Truthfully, she wouldn’t have cared if she was, but she’d nodded, because she sensed that he hated her.

So she found solace in the fact that none of them had tried to rape her, and that Sasha and his pack of wolves kept them well-fed with fresh game. Pyotr and Sasha were sweet and friendly, and the old man liked to ask her questions about her training. It wasn’t the most terrible situation of her life – not by a long shot.

And then there was Nikita, who looked at her in a way that made her stomach hurt.

She was lulled by the repetitiveness of it, and she let her guard down. And so she wasn’t on her toes the day they came across the scouts.

It was mid-morning. An overcast day, the clouds low and heavy, cold wind tugging at their clothes. They walked in what had become their usual formation: Sasha and the wolves fanned out in the front, on point, the others in the middle, Katya in the rear…and then Nikita behind her.

She’d told him a few days ago that she was fine, that she didn’t need guarding, and he’d given her an unimpressed look and stayed where he was.

She’d be loath to admit that, at this point, the regular crunch of his footfalls was a comfort, especially when the wolves started circling and barking, like they were doing now.

She pulled up short. “What is it?”

Nikita stepped up beside her, frowning. “Dunno. Sasha!” he called through cupped hands. “What are they on about?”
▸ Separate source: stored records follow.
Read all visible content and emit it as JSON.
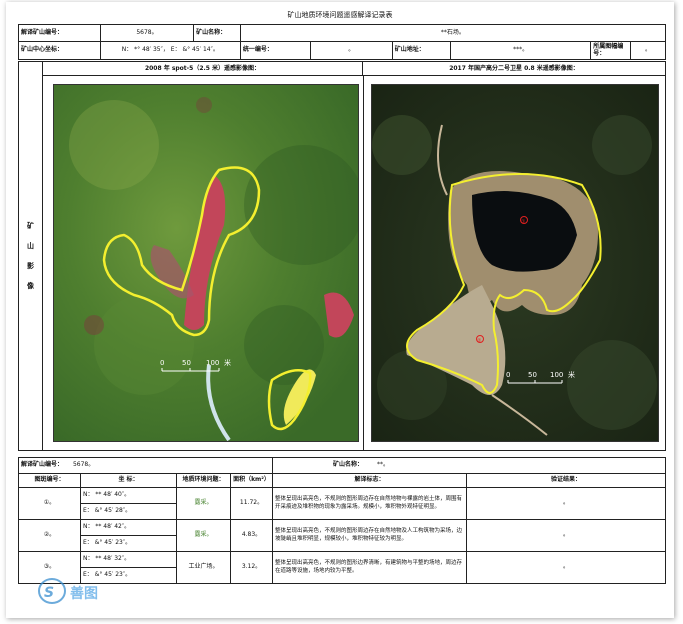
{
  "title": "矿山地质环境问题遥感解译记录表",
  "header": {
    "row1": {
      "label_code": "解译矿山编号：",
      "code": "5678。",
      "label_name": "矿山名称：",
      "name": "**石场。"
    },
    "row2": {
      "label_center": "矿山中心坐标：",
      "coord": "N： *° 48′ 35″， E： &° 45′ 14″。",
      "label_unified": "统一编号：",
      "unified": "。",
      "label_addr": "矿山地址：",
      "addr": "***。",
      "label_map": "所属图幅编号：",
      "map": "。"
    }
  },
  "images": {
    "side_label": [
      "矿",
      "山",
      "影",
      "像"
    ],
    "left_title": "2008 年 spot-5（2.5 米）遥感影像图：",
    "right_title": "2017 年国产高分二号卫星 0.8 米遥感影像图：",
    "scale": {
      "n0": "0",
      "n1": "50",
      "n2": "100",
      "unit": "米"
    },
    "markers": {
      "m1": "①",
      "m2": "②"
    }
  },
  "bottom": {
    "label_code": "解译矿山编号：",
    "code": "5678。",
    "label_name": "矿山名称：",
    "name": "**。",
    "cols": {
      "spot": "图斑编号：",
      "coord": "坐    标：",
      "issue": "地质环境问题：",
      "area": "面积（km²）",
      "mark": "解译标志：",
      "verify": "验证结果："
    },
    "rows": [
      {
        "id": "①。",
        "N": "N： **  48′  40″。",
        "E": "E： &°  45′  28″。",
        "issue": "露采。",
        "area": "11.72。",
        "mark": "整体呈现出高亮色，不规则的图形周边存在自然地物与裸露的岩土体，周围有开采痕迹及堆积物的现象为露采场。规模小，堆积物外观特征明显。",
        "verify": "。"
      },
      {
        "id": "②。",
        "N": "N： **  48′  42″。",
        "E": "E： &°  45′  23″。",
        "issue": "露采。",
        "area": "4.83。",
        "mark": "整体呈现出高亮色，不规则的图形周边存在自然地物及人工构筑物为采场，边坡陡峭且堆积明显，规模较小，堆积物特征较为明显。",
        "verify": "。"
      },
      {
        "id": "③。",
        "N": "N： **  48′  32″。",
        "E": "E： &°  45′  23″。",
        "issue": "工业广场。",
        "area": "3.12。",
        "mark": "整体呈现出高亮色，不规则的图形边界清晰，有建筑物与平整的场地，周边存在道路等设施，场地内较为平整。",
        "verify": "。"
      }
    ]
  },
  "watermark": "善图"
}
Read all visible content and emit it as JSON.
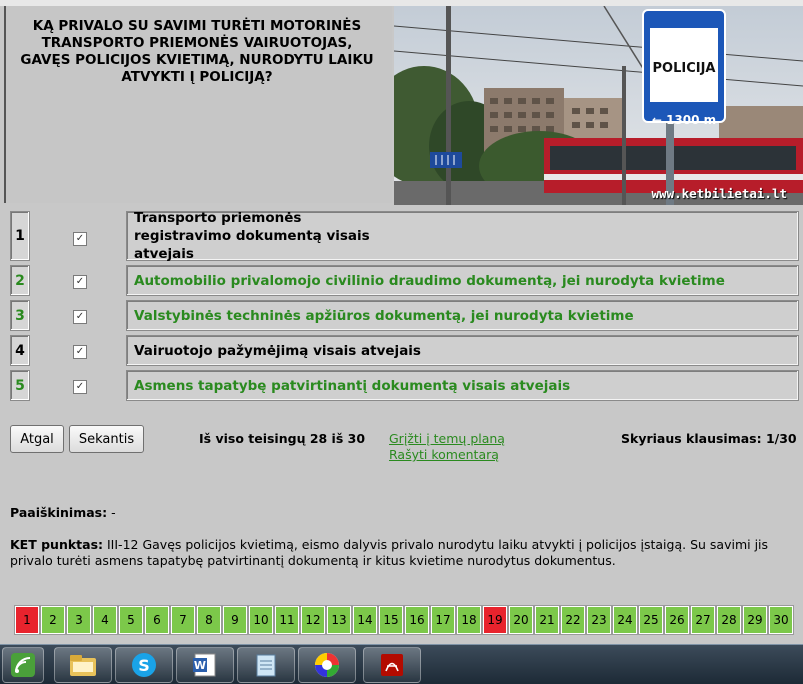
{
  "question": {
    "text": "KĄ PRIVALO SU SAVIMI TURĖTI MOTORINĖS TRANSPORTO PRIEMONĖS VAIRUOTOJAS, GAVĘS POLICIJOS KVIETIMĄ, NURODYTU LAIKU ATVYKTI Į POLICIJĄ?"
  },
  "photo": {
    "sign_title": "POLICIJA",
    "sign_distance": "← 1300 m",
    "watermark": "www.ketbilietai.lt"
  },
  "answers": [
    {
      "number": "1",
      "text": "Transporto priemonės registravimo dokumentą visais atvejais",
      "checked": true,
      "correct": false,
      "check_glyph": "✓"
    },
    {
      "number": "2",
      "text": "Automobilio privalomojo civilinio draudimo dokumentą, jei nurodyta kvietime",
      "checked": true,
      "correct": true,
      "check_glyph": "✓"
    },
    {
      "number": "3",
      "text": "Valstybinės techninės apžiūros dokumentą, jei nurodyta kvietime",
      "checked": true,
      "correct": true,
      "check_glyph": "✓"
    },
    {
      "number": "4",
      "text": "Vairuotojo pažymėjimą visais atvejais",
      "checked": true,
      "correct": false,
      "check_glyph": "✓"
    },
    {
      "number": "5",
      "text": "Asmens tapatybę patvirtinantį dokumentą visais atvejais",
      "checked": true,
      "correct": true,
      "check_glyph": "✓"
    }
  ],
  "controls": {
    "back_label": "Atgal",
    "next_label": "Sekantis",
    "score_text": "Iš viso teisingų 28 iš 30",
    "link_topics": "Grįžti į temų planą",
    "link_comment": "Rašyti komentarą",
    "section_text": "Skyriaus klausimas: 1/30"
  },
  "explanation": {
    "label": "Paaiškinimas:",
    "value": "-"
  },
  "ket": {
    "label": "KET punktas:",
    "text": "III-12 Gavęs policijos kvietimą, eismo dalyvis privalo nurodytu laiku atvykti į policijos įstaigą. Su savimi jis privalo turėti asmens tapatybę patvirtinantį dokumentą ir kitus kvietime nurodytus dokumentus."
  },
  "pager": [
    {
      "n": "1",
      "status": "wrong"
    },
    {
      "n": "2",
      "status": "correct"
    },
    {
      "n": "3",
      "status": "correct"
    },
    {
      "n": "4",
      "status": "correct"
    },
    {
      "n": "5",
      "status": "correct"
    },
    {
      "n": "6",
      "status": "correct"
    },
    {
      "n": "7",
      "status": "correct"
    },
    {
      "n": "8",
      "status": "correct"
    },
    {
      "n": "9",
      "status": "correct"
    },
    {
      "n": "10",
      "status": "correct"
    },
    {
      "n": "11",
      "status": "correct"
    },
    {
      "n": "12",
      "status": "correct"
    },
    {
      "n": "13",
      "status": "correct"
    },
    {
      "n": "14",
      "status": "correct"
    },
    {
      "n": "15",
      "status": "correct"
    },
    {
      "n": "16",
      "status": "correct"
    },
    {
      "n": "17",
      "status": "correct"
    },
    {
      "n": "18",
      "status": "correct"
    },
    {
      "n": "19",
      "status": "wrong"
    },
    {
      "n": "20",
      "status": "correct"
    },
    {
      "n": "21",
      "status": "correct"
    },
    {
      "n": "22",
      "status": "correct"
    },
    {
      "n": "23",
      "status": "correct"
    },
    {
      "n": "24",
      "status": "correct"
    },
    {
      "n": "25",
      "status": "correct"
    },
    {
      "n": "26",
      "status": "correct"
    },
    {
      "n": "27",
      "status": "correct"
    },
    {
      "n": "28",
      "status": "correct"
    },
    {
      "n": "29",
      "status": "correct"
    },
    {
      "n": "30",
      "status": "correct"
    }
  ],
  "colors": {
    "correct_green": "#2a8a1f",
    "pager_correct": "#7cc84a",
    "pager_wrong": "#e8232d",
    "panel_gray": "#c8c8c8"
  },
  "taskbar": {
    "items": [
      "network-status-icon",
      "file-explorer-icon",
      "skype-icon",
      "word-icon",
      "notepad-icon",
      "picasa-icon",
      "acrobat-reader-icon"
    ]
  }
}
Sasha drew in a deep breath and made a canine chuffing sound on the exhale, frowning. “Humans.”

“Hunters,” Ivan said with a dismissive wave. “Goatherders. Something.” He laughed when one of the beta wolves, a mostly-black one, shoved his head into his hand and whined. “Leave off, beast. Sasha, tell them to go on.”

Sasha ignored him. “I don’t like it,” he said, still testing the air with his nose. “They’re armed.”

“As hunters are,” Feliks said. “Come on. What’s more dangerous out here than you?”

Sasha stood poised a moment, head cocked to the side. A white wolf on two legs. And then he took off at a lope, his wolves with him.

“Sasha!” Nikita called after him. But he was gone, light-footed as a deer, slipping between two tree trunks and disappearing. “Fuck.”

Katya felt a tightening at the back of her neck. Sasha was always running off into the woods, but they hadn’t encountered another human in all their hiking.

“Hunters wouldn’t be this far from civilization,” she said.

Nikita shrugged, but the movement looked stiff. “They might. If they’re trailing something.”

They stood side-by-side, staring across the bleak landscape. Wind scudded low, rippling tiny waves in the mud puddles. Nothing stirred: not a deer, or a rabbit. Between the trees at their backs and the trees Sasha had ducked between lay a slick, open expanse of ground. It was a wide-open clearing, where nothing and no one could take cover. If someone was approaching from the west, she’d have a perfect view. The tree behind her was a sniper’s dream nest.

Katya slung her rifle over her back and took hold of a low birch branch.

“What are you doing?” Nikita sounded almost worried – it must have been a trick of her imagination.

“I want a good shot, if it comes to that. Here, give me a boost.” She lifted her left foot, not expecting him to help – and was surprised to feel his hands cup her knee and hoist her upward. He looked strong, and proved stronger, propelling her to the next branch up.

“Thanks.” She scrambled for a handhold, found it, and pulled herself the rest of the way up into a perfect perch in a crook near the trunk.

His hand landed on her boot. “Alright?”

When she looked down at his face – and God, the aristocratic cut of his features, the way his gray eyes had a blue cast in this light – a jolt of awareness crackled through her. The weight of his hand, of his gaze, of his breath turning to frost in the air between them. She wanted, absurdly, to shove his black fur hat off his head and spear her fingers through the dark waves of his hair, feel the warmth of his scalp in her hand. Wanted to climb inside his coat, up close where his heat bled through his clothes, smell the sweat and dirt on his throat.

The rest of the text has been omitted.